There are widely divergent viewpoints on the matter of trustee governance. Personal experiences often frame one’s opinion about the proper role of trustees. We conclude from our two-year study that the best practice is to keep trustees fully informed, engage them in meaningful dialogue on important strategic issues facing the institution, and take full advantage of the knowledge and experience each trustee brings to the boardroom. Fear of a single activist trustee should not prevent universities from engaging any trustees. An institution that fails to engage its trustees on strategic matters is wasting talent and jeopardizing the institution’s future. Strong relationships and collaborative problem solving between presidents and boards are essential as higher education grapples with increasingly complex problems and rapid change.
Guiding Questions for Presidents and Boards
Presidents and boards can develop an open, trusting, and collaborative relationship with each other by regularly considering the following questions. Reviewing them with new board members is particularly important to ensure mutual understanding of each other’s roles and responsibilities.
- What are the fiduciary and legal obligations of the board?
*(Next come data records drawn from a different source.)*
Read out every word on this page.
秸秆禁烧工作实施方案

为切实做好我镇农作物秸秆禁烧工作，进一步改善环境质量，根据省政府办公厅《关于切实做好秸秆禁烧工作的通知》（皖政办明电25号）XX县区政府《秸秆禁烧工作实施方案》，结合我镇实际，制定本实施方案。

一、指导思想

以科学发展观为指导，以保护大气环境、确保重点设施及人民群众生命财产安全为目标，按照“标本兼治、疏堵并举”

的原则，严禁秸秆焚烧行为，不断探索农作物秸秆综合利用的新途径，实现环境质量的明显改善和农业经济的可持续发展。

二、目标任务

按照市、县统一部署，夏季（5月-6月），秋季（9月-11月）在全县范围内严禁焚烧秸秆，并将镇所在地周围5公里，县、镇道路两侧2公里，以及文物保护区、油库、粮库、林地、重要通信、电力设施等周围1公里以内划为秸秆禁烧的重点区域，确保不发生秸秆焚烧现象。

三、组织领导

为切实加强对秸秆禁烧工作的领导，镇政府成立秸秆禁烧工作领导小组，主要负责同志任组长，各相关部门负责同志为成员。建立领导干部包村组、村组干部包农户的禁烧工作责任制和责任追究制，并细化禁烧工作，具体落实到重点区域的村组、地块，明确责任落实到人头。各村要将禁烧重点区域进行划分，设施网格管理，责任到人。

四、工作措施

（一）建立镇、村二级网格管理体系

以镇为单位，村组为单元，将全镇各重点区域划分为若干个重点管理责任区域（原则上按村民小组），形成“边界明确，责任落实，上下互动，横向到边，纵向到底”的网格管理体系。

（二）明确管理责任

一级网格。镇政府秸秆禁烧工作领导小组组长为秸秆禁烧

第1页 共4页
- What issues come before the board and in what capacity? Issues may come before the board simply for background knowledge, for in-depth conversation and feedback, or for a formal board vote. Delineating these differences aids trustees’ understanding of how to engage on different matters.
- How are issues of concern raised both before and after decisions are made? How are divergent viewpoints considered to ensure inclusive decision making?
- How is information (including regular updates and communications related to emergency situations) shared with trustees?
- What are the most pressing challenges facing the institution, specifically those affecting the institution’s core mission?
- When, how, and by whom is the president evaluated? Are there clearly communicated criteria by which the president will be evaluated?
- How will the board evaluate its performance?